The divisions between winners and losers trace political fault lines. Of the 16 states that Avalere predicts would gain money under the plan, all but one have Republican governors. In the one — Virginia — Democratic Gov. Terry McAuliffe tried to expand Medicaid but was blocked by a GOP-controlled legislature.
At its core, this latest health-care bill embraces a decades-old conservative goal: capping taxpayers’ expenditures on Medicaid and giving states full control over the program. As he sells the legislation to conservative governors and activists, Graham describes it as a way to end what he calls a progressive dream of universal health care managed from Washington.
“Let’s get back to the basics of being conservative,” Graham said in a weekend interview with Breitbart News. “We take the money that we would spend on Obamacare in Washington, and we block grant it to the states. . . . No longer will four blue states get 40 percent of the money.”
Graham, first elected to the House as part of the 1994 “Republican revolution,” was present for a serious block-grant campaign the following year as GOP members of Congress teamed up with governors to devolve power from Washington. Among their goals, they sought to cap Medicaid spending and carve the program’s funding into “MediGrants” that each state could apply for its own designs.
The proposal died when it was vetoed by President Bill Clinton, using one of the pens with which Lyndon Johnson had signed Medicaid into law three decades earlier.
The block-grant concept remained in conservative thought and reemerged in 2010, when Rep.

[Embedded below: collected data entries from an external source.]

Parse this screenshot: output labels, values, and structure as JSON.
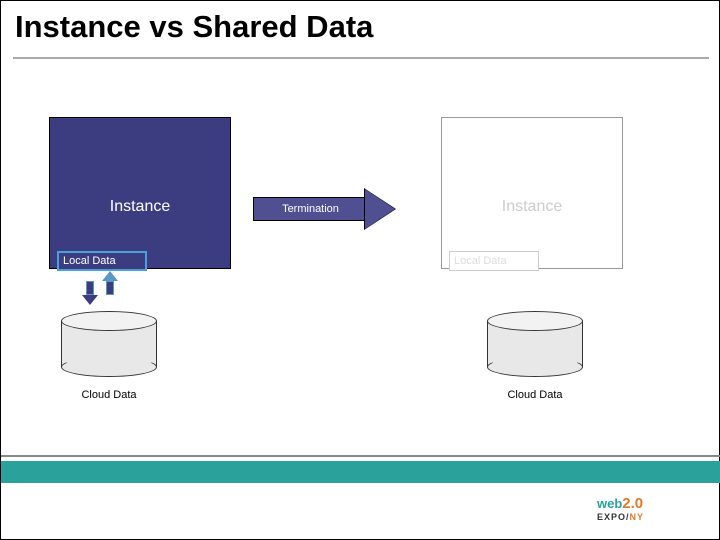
{
  "title": "Instance vs Shared Data",
  "left": {
    "instance_label": "Instance",
    "local_data_label": "Local Data",
    "cloud_label": "Cloud Data"
  },
  "arrow": {
    "label": "Termination"
  },
  "right": {
    "instance_label": "Instance",
    "local_data_label": "Local Data",
    "cloud_label": "Cloud Data"
  },
  "logo": {
    "web": "web",
    "two_o": "2.0",
    "expo": "EXPO",
    "slash": "/",
    "ny": "NY"
  }
}
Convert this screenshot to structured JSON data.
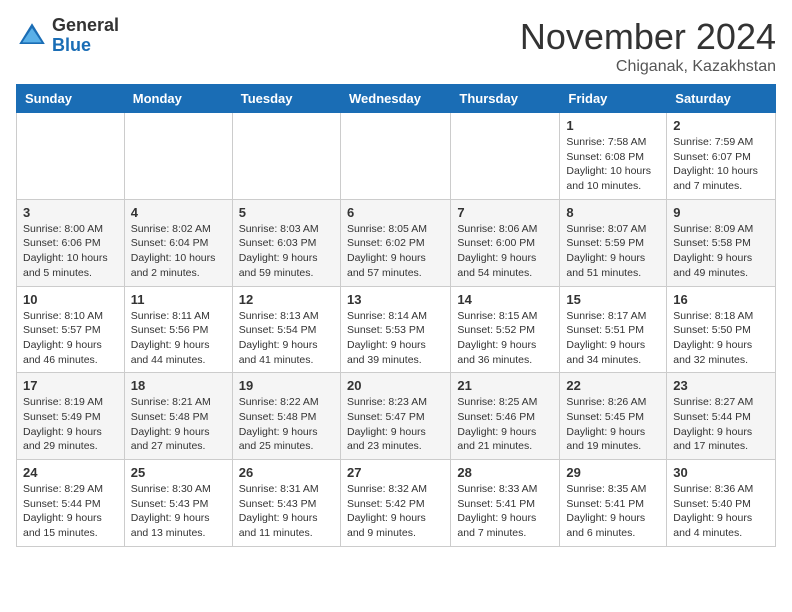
{
  "header": {
    "logo_general": "General",
    "logo_blue": "Blue",
    "month_title": "November 2024",
    "location": "Chiganak, Kazakhstan"
  },
  "weekdays": [
    "Sunday",
    "Monday",
    "Tuesday",
    "Wednesday",
    "Thursday",
    "Friday",
    "Saturday"
  ],
  "weeks": [
    [
      {
        "day": "",
        "info": ""
      },
      {
        "day": "",
        "info": ""
      },
      {
        "day": "",
        "info": ""
      },
      {
        "day": "",
        "info": ""
      },
      {
        "day": "",
        "info": ""
      },
      {
        "day": "1",
        "info": "Sunrise: 7:58 AM\nSunset: 6:08 PM\nDaylight: 10 hours\nand 10 minutes."
      },
      {
        "day": "2",
        "info": "Sunrise: 7:59 AM\nSunset: 6:07 PM\nDaylight: 10 hours\nand 7 minutes."
      }
    ],
    [
      {
        "day": "3",
        "info": "Sunrise: 8:00 AM\nSunset: 6:06 PM\nDaylight: 10 hours\nand 5 minutes."
      },
      {
        "day": "4",
        "info": "Sunrise: 8:02 AM\nSunset: 6:04 PM\nDaylight: 10 hours\nand 2 minutes."
      },
      {
        "day": "5",
        "info": "Sunrise: 8:03 AM\nSunset: 6:03 PM\nDaylight: 9 hours\nand 59 minutes."
      },
      {
        "day": "6",
        "info": "Sunrise: 8:05 AM\nSunset: 6:02 PM\nDaylight: 9 hours\nand 57 minutes."
      },
      {
        "day": "7",
        "info": "Sunrise: 8:06 AM\nSunset: 6:00 PM\nDaylight: 9 hours\nand 54 minutes."
      },
      {
        "day": "8",
        "info": "Sunrise: 8:07 AM\nSunset: 5:59 PM\nDaylight: 9 hours\nand 51 minutes."
      },
      {
        "day": "9",
        "info": "Sunrise: 8:09 AM\nSunset: 5:58 PM\nDaylight: 9 hours\nand 49 minutes."
      }
    ],
    [
      {
        "day": "10",
        "info": "Sunrise: 8:10 AM\nSunset: 5:57 PM\nDaylight: 9 hours\nand 46 minutes."
      },
      {
        "day": "11",
        "info": "Sunrise: 8:11 AM\nSunset: 5:56 PM\nDaylight: 9 hours\nand 44 minutes."
      },
      {
        "day": "12",
        "info": "Sunrise: 8:13 AM\nSunset: 5:54 PM\nDaylight: 9 hours\nand 41 minutes."
      },
      {
        "day": "13",
        "info": "Sunrise: 8:14 AM\nSunset: 5:53 PM\nDaylight: 9 hours\nand 39 minutes."
      },
      {
        "day": "14",
        "info": "Sunrise: 8:15 AM\nSunset: 5:52 PM\nDaylight: 9 hours\nand 36 minutes."
      },
      {
        "day": "15",
        "info": "Sunrise: 8:17 AM\nSunset: 5:51 PM\nDaylight: 9 hours\nand 34 minutes."
      },
      {
        "day": "16",
        "info": "Sunrise: 8:18 AM\nSunset: 5:50 PM\nDaylight: 9 hours\nand 32 minutes."
      }
    ],
    [
      {
        "day": "17",
        "info": "Sunrise: 8:19 AM\nSunset: 5:49 PM\nDaylight: 9 hours\nand 29 minutes."
      },
      {
        "day": "18",
        "info": "Sunrise: 8:21 AM\nSunset: 5:48 PM\nDaylight: 9 hours\nand 27 minutes."
      },
      {
        "day": "19",
        "info": "Sunrise: 8:22 AM\nSunset: 5:48 PM\nDaylight: 9 hours\nand 25 minutes."
      },
      {
        "day": "20",
        "info": "Sunrise: 8:23 AM\nSunset: 5:47 PM\nDaylight: 9 hours\nand 23 minutes."
      },
      {
        "day": "21",
        "info": "Sunrise: 8:25 AM\nSunset: 5:46 PM\nDaylight: 9 hours\nand 21 minutes."
      },
      {
        "day": "22",
        "info": "Sunrise: 8:26 AM\nSunset: 5:45 PM\nDaylight: 9 hours\nand 19 minutes."
      },
      {
        "day": "23",
        "info": "Sunrise: 8:27 AM\nSunset: 5:44 PM\nDaylight: 9 hours\nand 17 minutes."
      }
    ],
    [
      {
        "day": "24",
        "info": "Sunrise: 8:29 AM\nSunset: 5:44 PM\nDaylight: 9 hours\nand 15 minutes."
      },
      {
        "day": "25",
        "info": "Sunrise: 8:30 AM\nSunset: 5:43 PM\nDaylight: 9 hours\nand 13 minutes."
      },
      {
        "day": "26",
        "info": "Sunrise: 8:31 AM\nSunset: 5:43 PM\nDaylight: 9 hours\nand 11 minutes."
      },
      {
        "day": "27",
        "info": "Sunrise: 8:32 AM\nSunset: 5:42 PM\nDaylight: 9 hours\nand 9 minutes."
      },
      {
        "day": "28",
        "info": "Sunrise: 8:33 AM\nSunset: 5:41 PM\nDaylight: 9 hours\nand 7 minutes."
      },
      {
        "day": "29",
        "info": "Sunrise: 8:35 AM\nSunset: 5:41 PM\nDaylight: 9 hours\nand 6 minutes."
      },
      {
        "day": "30",
        "info": "Sunrise: 8:36 AM\nSunset: 5:40 PM\nDaylight: 9 hours\nand 4 minutes."
      }
    ]
  ]
}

Paul D. Ryan (R-Wis.), then a member of the House’s tax-writing committee, included the idea in a “Roadmap for America’s Future.” In 2011, Wisconsin’s new GOP governor, Scott Walker, joined a delegation of conservatives to testify in Washington on the wisdom of devolving Medicaid to the states.

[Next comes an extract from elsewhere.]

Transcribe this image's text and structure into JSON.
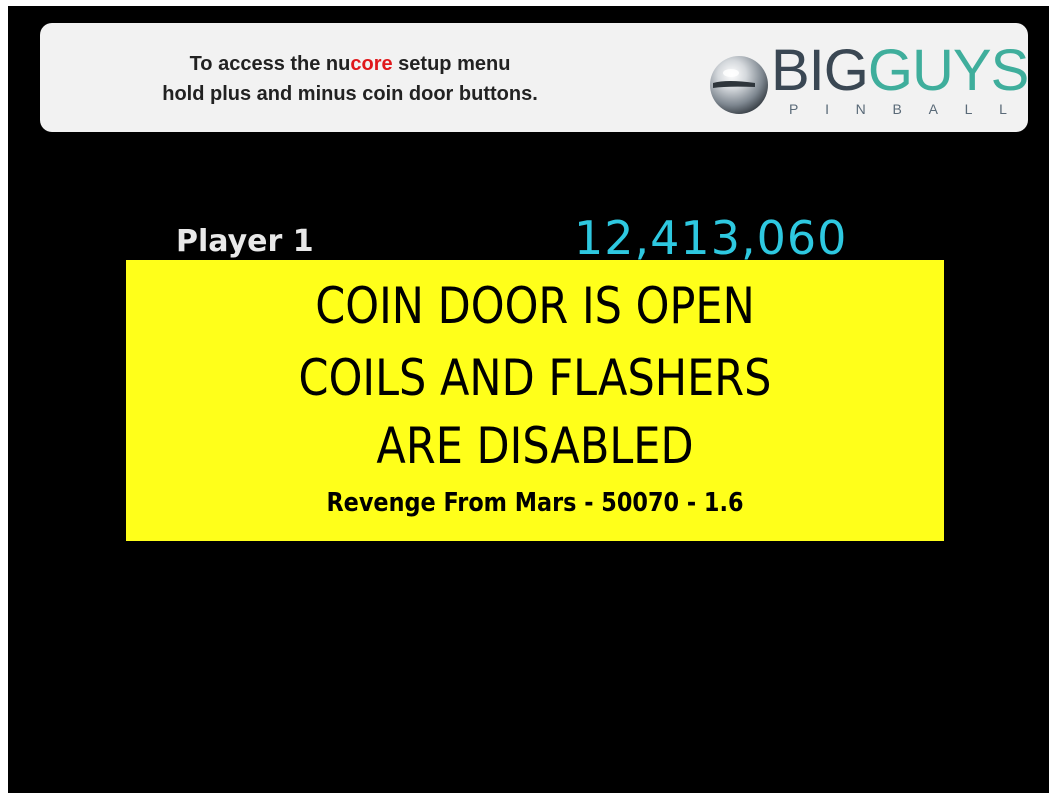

Walker has had a role in designing the Cassidy-Graham legislation. And he was one of 15 GOP governors who signed their own letter to Senate Majority Leader Mitch McConnell (R-Ky.) endorsing the bill.
Yet the boldness of the plan — and the extent to which it would free states from the ACA’s rules — has startled even some Republicans in recent days. “It’s not about health policy anymore,” said a former senior GOP congressional staffer. “This is about, in the Senate particularly, they need a vote. They were getting their rear ends hammered by the president and their base. It’s about, ‘Are we winners or losers?’ ”

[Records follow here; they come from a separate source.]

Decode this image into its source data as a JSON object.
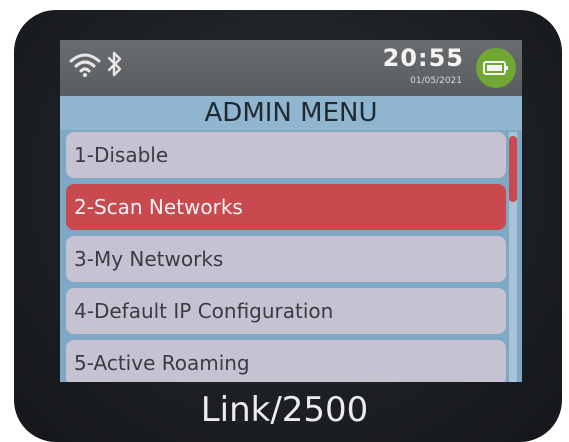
{
  "status_bar": {
    "time": "20:55",
    "date": "01/05/2021",
    "icons": [
      "wifi-icon",
      "bluetooth-icon",
      "battery-icon"
    ],
    "battery_color": "#6fa832"
  },
  "menu": {
    "title": "ADMIN MENU",
    "items": [
      {
        "label": "1-Disable",
        "selected": false
      },
      {
        "label": "2-Scan Networks",
        "selected": true
      },
      {
        "label": "3-My Networks",
        "selected": false
      },
      {
        "label": "4-Default IP Configuration",
        "selected": false
      },
      {
        "label": "5-Active Roaming",
        "selected": false
      }
    ],
    "selected_color": "#c84a4f",
    "item_color": "#c7c2d2"
  },
  "device": {
    "model": "Link/2500"
  }
}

The forecast that Avalere issued Wednesday does not include any predictions on the legislation’s effect on the number of Americans with health insurance. The firm’s staffers are trying to produce rough coverage estimates. The forecast due next week from the Congressional Budget Office also may not include that information, even though the CBO typically calculates the impact on coverage along with budgetary consequences of health-care legislation.
But the coverage effect is tricky to assess because each state would gain the ability to establish its own rules to replace federal insurance regulations created under the ACA. The regulations most at risk are those limiting the premium differential that insurers can charge older customers compared with younger ones, requiring specific health benefits and blocking insurers from charging more for people with preexisting conditions.
The Avalere report also notes that the bill would lead to a “fiscal cliff” when funding ends in 2027, leaving it to a future Congress to decide whether to extend the legislation.